UnicodeIUC16

Abstract

Unicode, XML, TEI, Omega and Scholarly Documents

Yannis Haralambous - Atelier Fluxus Virus

Intended Audience: Manager, Software Engineer, Users involved in Scholarly Issues
Session Level: Beginner

This talk will give an overview of well-established tools like Unicode, XML and TEI and less known ones, like Omega, applied to the preparation (and further transformation into books, online publications, etc.) of scholarly documents, in particular those involving scholarly languages: Greek, Hebrew, Arabic, Syriac, etc. We will study (and give concrete examples of) different cases, ranging from simple texts to dictionaries, parallel texts, critical editions.

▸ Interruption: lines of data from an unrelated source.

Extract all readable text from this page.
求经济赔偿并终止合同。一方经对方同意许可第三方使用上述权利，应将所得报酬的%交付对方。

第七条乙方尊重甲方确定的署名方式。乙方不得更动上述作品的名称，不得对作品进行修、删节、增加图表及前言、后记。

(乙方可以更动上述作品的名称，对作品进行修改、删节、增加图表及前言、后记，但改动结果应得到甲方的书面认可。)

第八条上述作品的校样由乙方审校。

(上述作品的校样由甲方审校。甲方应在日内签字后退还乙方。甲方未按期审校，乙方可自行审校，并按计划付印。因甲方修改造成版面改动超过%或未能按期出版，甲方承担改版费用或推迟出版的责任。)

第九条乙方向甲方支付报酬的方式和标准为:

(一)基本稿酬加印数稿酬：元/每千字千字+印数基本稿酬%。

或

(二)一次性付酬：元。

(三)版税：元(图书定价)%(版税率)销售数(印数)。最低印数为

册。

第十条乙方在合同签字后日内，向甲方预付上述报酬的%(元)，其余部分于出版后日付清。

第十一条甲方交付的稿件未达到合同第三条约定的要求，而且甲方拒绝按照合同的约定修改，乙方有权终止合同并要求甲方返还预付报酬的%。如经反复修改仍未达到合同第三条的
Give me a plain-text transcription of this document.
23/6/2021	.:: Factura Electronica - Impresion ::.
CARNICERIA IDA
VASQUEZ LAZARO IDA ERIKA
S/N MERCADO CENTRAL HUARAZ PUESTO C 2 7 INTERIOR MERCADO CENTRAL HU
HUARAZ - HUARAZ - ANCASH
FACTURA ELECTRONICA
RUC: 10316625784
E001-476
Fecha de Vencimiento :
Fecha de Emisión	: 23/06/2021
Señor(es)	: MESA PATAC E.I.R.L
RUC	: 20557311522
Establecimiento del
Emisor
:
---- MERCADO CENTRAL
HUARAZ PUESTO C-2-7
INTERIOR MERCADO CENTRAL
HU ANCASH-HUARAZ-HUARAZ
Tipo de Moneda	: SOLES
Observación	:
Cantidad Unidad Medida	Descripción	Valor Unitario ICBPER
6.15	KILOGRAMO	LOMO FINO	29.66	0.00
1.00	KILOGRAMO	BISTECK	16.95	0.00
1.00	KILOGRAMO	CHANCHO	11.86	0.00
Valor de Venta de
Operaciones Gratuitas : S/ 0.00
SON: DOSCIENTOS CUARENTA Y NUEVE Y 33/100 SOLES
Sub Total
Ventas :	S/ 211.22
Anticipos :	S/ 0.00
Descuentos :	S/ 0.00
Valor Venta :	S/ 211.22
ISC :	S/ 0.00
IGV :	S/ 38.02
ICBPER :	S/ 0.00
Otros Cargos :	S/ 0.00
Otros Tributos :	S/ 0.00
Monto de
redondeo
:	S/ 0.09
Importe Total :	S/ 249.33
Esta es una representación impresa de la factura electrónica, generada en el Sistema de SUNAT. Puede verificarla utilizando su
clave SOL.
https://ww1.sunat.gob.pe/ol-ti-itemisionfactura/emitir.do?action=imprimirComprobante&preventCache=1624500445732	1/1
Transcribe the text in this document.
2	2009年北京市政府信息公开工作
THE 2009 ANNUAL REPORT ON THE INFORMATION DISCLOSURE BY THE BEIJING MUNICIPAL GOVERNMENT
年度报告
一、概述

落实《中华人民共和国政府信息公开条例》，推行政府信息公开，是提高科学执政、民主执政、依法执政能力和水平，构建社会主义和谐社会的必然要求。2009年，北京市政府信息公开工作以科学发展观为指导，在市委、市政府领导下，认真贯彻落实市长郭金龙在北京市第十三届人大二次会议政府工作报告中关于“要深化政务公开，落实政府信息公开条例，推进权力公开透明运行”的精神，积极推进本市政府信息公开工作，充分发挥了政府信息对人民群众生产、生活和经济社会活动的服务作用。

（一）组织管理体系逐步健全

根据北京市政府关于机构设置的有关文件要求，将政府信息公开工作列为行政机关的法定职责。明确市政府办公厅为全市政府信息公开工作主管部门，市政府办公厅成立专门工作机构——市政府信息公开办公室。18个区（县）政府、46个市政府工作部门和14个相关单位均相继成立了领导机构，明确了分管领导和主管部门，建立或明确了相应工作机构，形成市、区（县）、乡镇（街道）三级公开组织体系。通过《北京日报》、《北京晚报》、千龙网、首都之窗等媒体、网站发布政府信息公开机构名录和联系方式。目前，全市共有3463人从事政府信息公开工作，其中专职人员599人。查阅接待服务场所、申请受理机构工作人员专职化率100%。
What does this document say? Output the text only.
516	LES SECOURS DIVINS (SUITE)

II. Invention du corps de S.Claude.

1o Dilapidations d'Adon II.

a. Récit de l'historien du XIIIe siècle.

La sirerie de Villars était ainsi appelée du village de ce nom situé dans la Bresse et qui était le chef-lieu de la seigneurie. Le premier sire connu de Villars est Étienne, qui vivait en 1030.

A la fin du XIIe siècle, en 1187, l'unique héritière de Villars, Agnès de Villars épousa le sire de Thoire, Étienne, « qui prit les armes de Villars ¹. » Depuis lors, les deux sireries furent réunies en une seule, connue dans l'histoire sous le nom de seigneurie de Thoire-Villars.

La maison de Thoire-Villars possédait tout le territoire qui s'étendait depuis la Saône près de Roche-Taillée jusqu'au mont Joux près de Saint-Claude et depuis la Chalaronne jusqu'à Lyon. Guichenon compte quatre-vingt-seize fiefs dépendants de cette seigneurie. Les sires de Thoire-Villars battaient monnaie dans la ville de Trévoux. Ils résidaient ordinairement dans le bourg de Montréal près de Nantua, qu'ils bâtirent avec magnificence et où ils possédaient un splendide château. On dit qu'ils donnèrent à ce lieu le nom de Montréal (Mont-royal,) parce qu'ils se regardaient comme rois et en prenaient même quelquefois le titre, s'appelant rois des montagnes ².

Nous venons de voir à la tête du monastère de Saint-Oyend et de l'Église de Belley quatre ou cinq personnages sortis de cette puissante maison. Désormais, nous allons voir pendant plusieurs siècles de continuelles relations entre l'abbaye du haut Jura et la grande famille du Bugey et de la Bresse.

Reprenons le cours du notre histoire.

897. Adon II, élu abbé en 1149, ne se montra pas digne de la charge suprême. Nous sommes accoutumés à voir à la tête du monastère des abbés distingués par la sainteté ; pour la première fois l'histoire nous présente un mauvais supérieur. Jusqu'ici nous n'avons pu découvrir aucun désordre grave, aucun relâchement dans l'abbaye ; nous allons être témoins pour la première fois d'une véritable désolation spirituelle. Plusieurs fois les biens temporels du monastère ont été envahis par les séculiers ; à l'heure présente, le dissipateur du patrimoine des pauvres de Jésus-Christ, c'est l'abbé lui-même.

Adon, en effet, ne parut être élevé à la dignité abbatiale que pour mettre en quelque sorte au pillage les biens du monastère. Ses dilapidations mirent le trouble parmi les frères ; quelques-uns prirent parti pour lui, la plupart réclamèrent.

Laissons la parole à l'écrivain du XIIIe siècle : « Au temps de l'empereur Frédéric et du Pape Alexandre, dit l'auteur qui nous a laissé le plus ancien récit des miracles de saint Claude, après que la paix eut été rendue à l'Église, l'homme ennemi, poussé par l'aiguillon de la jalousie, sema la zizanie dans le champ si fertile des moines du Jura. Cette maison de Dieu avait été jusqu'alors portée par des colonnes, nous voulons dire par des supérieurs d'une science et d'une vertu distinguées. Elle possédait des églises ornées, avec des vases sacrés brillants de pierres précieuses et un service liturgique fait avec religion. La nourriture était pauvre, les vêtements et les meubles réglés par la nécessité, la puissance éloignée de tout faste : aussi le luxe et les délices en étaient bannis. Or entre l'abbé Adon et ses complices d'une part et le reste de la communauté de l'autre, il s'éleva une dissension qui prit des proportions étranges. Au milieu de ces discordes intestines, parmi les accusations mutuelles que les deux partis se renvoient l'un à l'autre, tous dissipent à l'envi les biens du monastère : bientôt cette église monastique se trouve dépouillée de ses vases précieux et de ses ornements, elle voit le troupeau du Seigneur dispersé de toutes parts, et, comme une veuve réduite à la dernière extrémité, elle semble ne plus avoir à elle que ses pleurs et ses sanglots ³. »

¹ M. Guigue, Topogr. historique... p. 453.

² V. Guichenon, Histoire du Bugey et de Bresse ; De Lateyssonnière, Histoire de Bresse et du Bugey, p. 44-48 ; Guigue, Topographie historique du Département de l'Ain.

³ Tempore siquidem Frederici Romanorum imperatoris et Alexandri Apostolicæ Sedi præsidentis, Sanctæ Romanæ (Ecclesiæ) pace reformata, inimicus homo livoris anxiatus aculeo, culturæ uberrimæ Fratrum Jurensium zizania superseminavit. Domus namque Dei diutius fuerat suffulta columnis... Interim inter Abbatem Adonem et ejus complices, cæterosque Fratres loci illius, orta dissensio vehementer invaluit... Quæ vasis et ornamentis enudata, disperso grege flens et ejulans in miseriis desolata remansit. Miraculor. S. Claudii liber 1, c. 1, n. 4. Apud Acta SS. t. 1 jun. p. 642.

In each case and for each language we will discuss the encoding and structure involved, as well as the necessary linguistic transformations like uppercasing and hyphenation, and different strata of the document like accents, short vowels, diacritics, editorial marks, etc. In particular we will discuss grammatical phenomena like the hamza rules in Arabic or the subscript iota in Greek and the choices they involve. Finally we will introduce typographical typesetting like yet another transformation of the document, and will discuss issues of macro- and micro-typography related to language and script properties. Our aim is to show how encoding, structuring, typesetting and linguistic transformations are intimately related to each other, illustrated by concrete examples in the above mentioned tools.